Following the meeting, the press syndicate released a statement reporting that the coalition of professional syndicates discussed “the serious situation caused by the attempt by the ruling power, the Muslim Brotherhood, to implement obscene and unprecedented aggression upon the judiciary”. The statement cited the judiciary law being discussed by the Shura Council and described it as “suspicious” and “prepared at night amidst a climate of terror and away from the stakeholders”. The coalition added: “Its application will lead to the massive and widespread massacre of thousands of honourable Egyptian judges.”
The coalition accused the Brotherhood of waging a war against state institutions, “starting with the media, through to the police and the judiciary, also including the destruction of the national army”.
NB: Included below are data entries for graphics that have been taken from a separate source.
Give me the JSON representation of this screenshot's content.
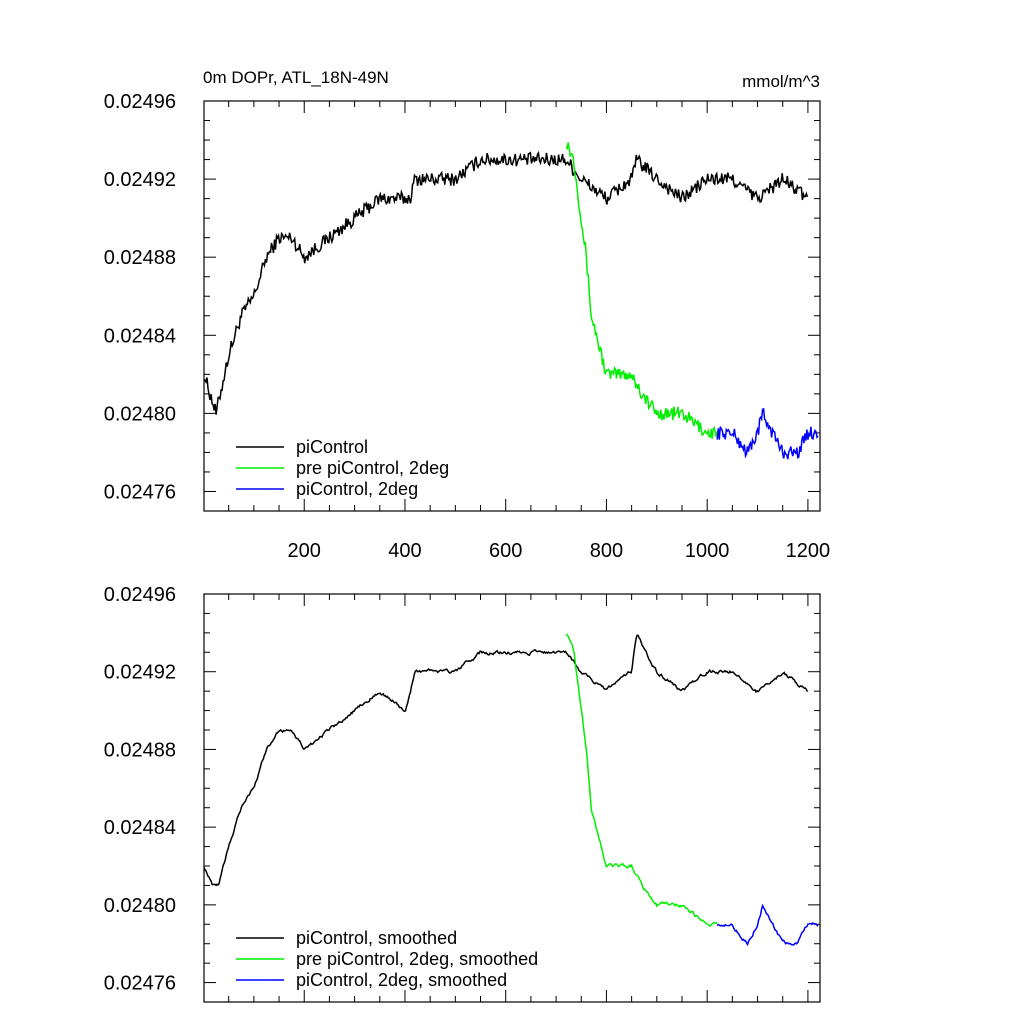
{
  "chart_data": [
    {
      "type": "line",
      "title": "0m DOPr, ATL_18N-49N",
      "units": "mmol/m^3",
      "xlabel": "",
      "ylabel": "",
      "xlim": [
        1,
        1224
      ],
      "ylim": [
        0.02475,
        0.02496
      ],
      "xticks": [
        {
          "value": 200,
          "label": "200"
        },
        {
          "value": 400,
          "label": "400"
        },
        {
          "value": 600,
          "label": "600"
        },
        {
          "value": 800,
          "label": "800"
        },
        {
          "value": 1000,
          "label": "1000"
        },
        {
          "value": 1200,
          "label": "1200"
        }
      ],
      "yticks": [
        {
          "value": 0.02476,
          "label": "0.02476"
        },
        {
          "value": 0.0248,
          "label": "0.02480"
        },
        {
          "value": 0.02484,
          "label": "0.02484"
        },
        {
          "value": 0.02488,
          "label": "0.02488"
        },
        {
          "value": 0.02492,
          "label": "0.02492"
        },
        {
          "value": 0.02496,
          "label": "0.02496"
        }
      ],
      "legend_position": "bottom-left",
      "series": [
        {
          "name": "piControl",
          "color": "#000000",
          "x": [
            1,
            25,
            50,
            75,
            100,
            125,
            150,
            175,
            200,
            250,
            300,
            350,
            400,
            410,
            420,
            450,
            500,
            550,
            600,
            640,
            660,
            700,
            720,
            750,
            800,
            850,
            860,
            900,
            950,
            1000,
            1050,
            1100,
            1150,
            1200
          ],
          "y": [
            0.02482,
            0.0248,
            0.02483,
            0.02485,
            0.02486,
            0.02488,
            0.02489,
            0.02489,
            0.02488,
            0.02489,
            0.0249,
            0.02491,
            0.02491,
            0.02491,
            0.02492,
            0.02492,
            0.02492,
            0.02493,
            0.02493,
            0.02493,
            0.02493,
            0.02493,
            0.02493,
            0.02492,
            0.02491,
            0.02492,
            0.02493,
            0.02492,
            0.02491,
            0.02492,
            0.02492,
            0.02491,
            0.02492,
            0.02491
          ]
        },
        {
          "name": "pre piControl, 2deg",
          "color": "#00ee00",
          "x": [
            720,
            735,
            750,
            760,
            770,
            780,
            790,
            800,
            820,
            850,
            870,
            900,
            950,
            1000,
            1020
          ],
          "y": [
            0.02494,
            0.02493,
            0.0249,
            0.02488,
            0.02485,
            0.02484,
            0.02483,
            0.02482,
            0.02482,
            0.02482,
            0.02481,
            0.0248,
            0.0248,
            0.02479,
            0.02479
          ]
        },
        {
          "name": "piControl, 2deg",
          "color": "#0000ff",
          "x": [
            1020,
            1050,
            1080,
            1100,
            1110,
            1150,
            1180,
            1200,
            1220
          ],
          "y": [
            0.02479,
            0.02479,
            0.02478,
            0.02479,
            0.0248,
            0.02478,
            0.02478,
            0.02479,
            0.02479
          ]
        }
      ],
      "noise_amplitude": 3.5e-06
    },
    {
      "type": "line",
      "title": "",
      "xlabel": "",
      "ylabel": "",
      "xlim": [
        1,
        1224
      ],
      "ylim": [
        0.02475,
        0.02496
      ],
      "xticks": [],
      "yticks": [
        {
          "value": 0.02476,
          "label": "0.02476"
        },
        {
          "value": 0.0248,
          "label": "0.02480"
        },
        {
          "value": 0.02484,
          "label": "0.02484"
        },
        {
          "value": 0.02488,
          "label": "0.02488"
        },
        {
          "value": 0.02492,
          "label": "0.02492"
        },
        {
          "value": 0.02496,
          "label": "0.02496"
        }
      ],
      "legend_position": "bottom-left",
      "series": [
        {
          "name": "piControl, smoothed",
          "color": "#000000",
          "x": [
            1,
            20,
            30,
            50,
            75,
            100,
            125,
            150,
            175,
            200,
            250,
            300,
            350,
            400,
            410,
            420,
            450,
            500,
            550,
            600,
            640,
            660,
            700,
            720,
            750,
            800,
            850,
            860,
            900,
            950,
            1000,
            1050,
            1100,
            1150,
            1200
          ],
          "y": [
            0.02482,
            0.02481,
            0.02481,
            0.02483,
            0.02485,
            0.02486,
            0.02488,
            0.02489,
            0.02489,
            0.02488,
            0.02489,
            0.0249,
            0.02491,
            0.0249,
            0.02491,
            0.02492,
            0.02492,
            0.02492,
            0.02493,
            0.02493,
            0.02493,
            0.02493,
            0.02493,
            0.02493,
            0.02492,
            0.02491,
            0.02492,
            0.02494,
            0.02492,
            0.02491,
            0.02492,
            0.02492,
            0.02491,
            0.02492,
            0.02491
          ]
        },
        {
          "name": "pre piControl, 2deg, smoothed",
          "color": "#00ee00",
          "x": [
            720,
            735,
            750,
            760,
            770,
            780,
            790,
            800,
            820,
            850,
            870,
            900,
            950,
            1000,
            1020
          ],
          "y": [
            0.02494,
            0.02493,
            0.0249,
            0.02488,
            0.02485,
            0.02484,
            0.02483,
            0.02482,
            0.02482,
            0.02482,
            0.02481,
            0.0248,
            0.0248,
            0.02479,
            0.02479
          ]
        },
        {
          "name": "piControl, 2deg, smoothed",
          "color": "#0000ff",
          "x": [
            1020,
            1050,
            1080,
            1100,
            1110,
            1150,
            1180,
            1200,
            1220
          ],
          "y": [
            0.02479,
            0.02479,
            0.02478,
            0.02479,
            0.0248,
            0.02478,
            0.02478,
            0.02479,
            0.02479
          ]
        }
      ],
      "noise_amplitude": 1.2e-06
    }
  ]
}
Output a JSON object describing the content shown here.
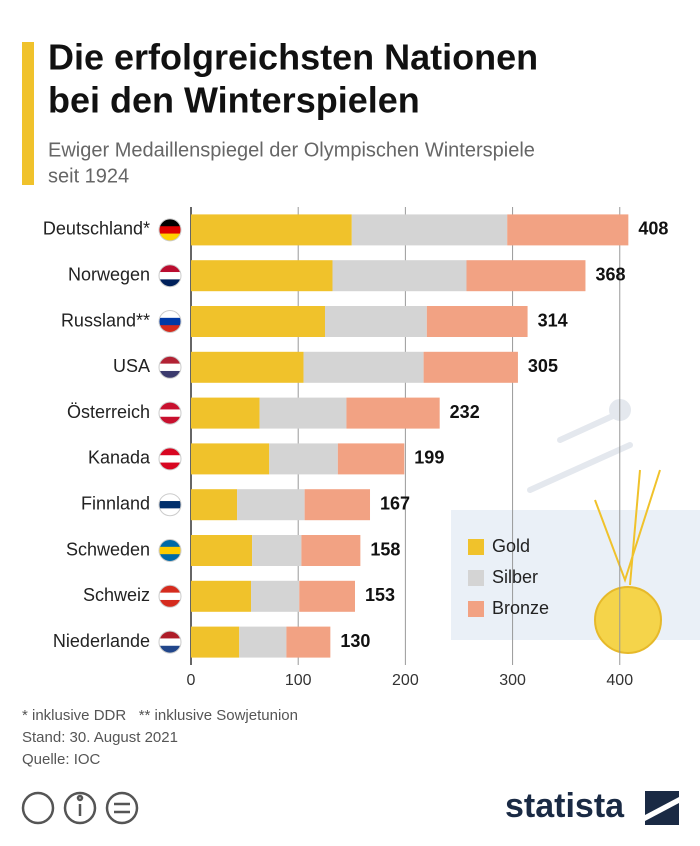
{
  "chart_data": {
    "type": "stacked-barh",
    "title": [
      "Die erfolgreichsten Nationen",
      "bei den Winterspielen"
    ],
    "subtitle": [
      "Ewiger Medaillenspiegel der Olympischen Winterspiele",
      "seit 1924"
    ],
    "categories": [
      "Deutschland*",
      "Norwegen",
      "Russland**",
      "USA",
      "Österreich",
      "Kanada",
      "Finnland",
      "Schweden",
      "Schweiz",
      "Niederlande"
    ],
    "series": [
      {
        "name": "Gold",
        "color": "#f0c22b",
        "values": [
          150,
          132,
          125,
          105,
          64,
          73,
          43,
          57,
          56,
          45
        ]
      },
      {
        "name": "Silber",
        "color": "#d4d4d4",
        "values": [
          145,
          125,
          95,
          112,
          81,
          64,
          63,
          46,
          45,
          44
        ]
      },
      {
        "name": "Bronze",
        "color": "#f2a283",
        "values": [
          113,
          111,
          94,
          88,
          87,
          62,
          61,
          55,
          52,
          41
        ]
      }
    ],
    "totals": [
      408,
      368,
      314,
      305,
      232,
      199,
      167,
      158,
      153,
      130
    ],
    "xlim": [
      0,
      445
    ],
    "xticks": [
      0,
      100,
      200,
      300,
      400
    ],
    "grid": true,
    "footnotes": [
      "* inklusive DDR   ** inklusive Sowjetunion",
      "Stand: 30. August 2021",
      "Quelle: IOC"
    ],
    "brand": "statista"
  }
}
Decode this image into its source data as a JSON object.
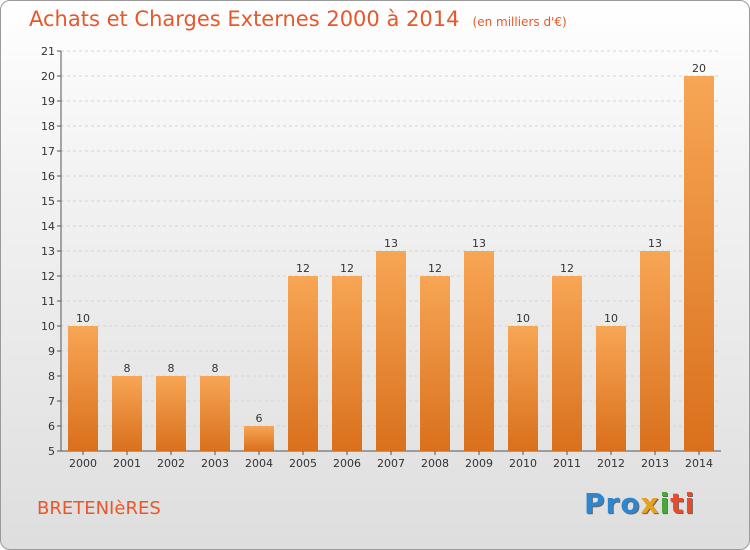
{
  "header": {
    "title": "Achats et Charges Externes 2000 à 2014",
    "subtitle": "(en milliers d'€)"
  },
  "footer": {
    "commune": "BRETENIèRES",
    "logo": [
      "Pro",
      "x",
      "i",
      "ti"
    ]
  },
  "colors": {
    "bar_light": "#f7a655",
    "bar_dark": "#d9701c",
    "title": "#e8572a",
    "grid": "#d4d4d4"
  },
  "chart_data": {
    "type": "bar",
    "categories": [
      "2000",
      "2001",
      "2002",
      "2003",
      "2004",
      "2005",
      "2006",
      "2007",
      "2008",
      "2009",
      "2010",
      "2011",
      "2012",
      "2013",
      "2014"
    ],
    "values": [
      10,
      8,
      8,
      8,
      6,
      12,
      12,
      13,
      12,
      13,
      10,
      12,
      10,
      13,
      20
    ],
    "title": "Achats et Charges Externes 2000 à 2014",
    "subtitle": "(en milliers d'€)",
    "ylim": [
      5,
      21
    ],
    "yticks": [
      5,
      6,
      7,
      8,
      9,
      10,
      11,
      12,
      13,
      14,
      15,
      16,
      17,
      18,
      19,
      20,
      21
    ],
    "grid": true,
    "legend": "none"
  }
}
The coalition said that the judiciary law is “aimed at undermining the rule of law and depriving the Egyptian people of their inherent human right to real justice”. They added that this can only be achieved through an independent judiciary that is “immune to all forms of interference”.
The statement also included four decrees made by the coalition during their meeting. The first rejected the judiciary law and the second announced its “full support and solidarity for all actions and steps taken by Egypt’s judges to… resist this brutal aggression against the authority of justice”. The third decree announced a protest that will take place on Wednesday at 4 pm outside the press syndicate building and called for all members of professional syndicates to take part. The fourth decree said that the coalition will form a committee to continue monitoring the progress of the situation.
Egypt’s largest opposition bloc, the National Salvation Front (NSF), called for protests outside the Shura Council to oppose the judiciary law. Speaking on Monday, the NSF leaders also described the law as an “attack on the judiciary”.
The Judges Club criticised the Brotherhood and Morsi in a press conference on Monday following a meeting between the president and members of the club. Head of the Judges Club Ahmed Al-Zind criticised the judiciary law, pointing out that lowering the retirement age of judges to 60 would cause all but one of the existing judges in the Supreme Constitutional Court to retire. He also commented that demonstrations “insulting the judiciary” are nearly always planned by members of the Brotherhood.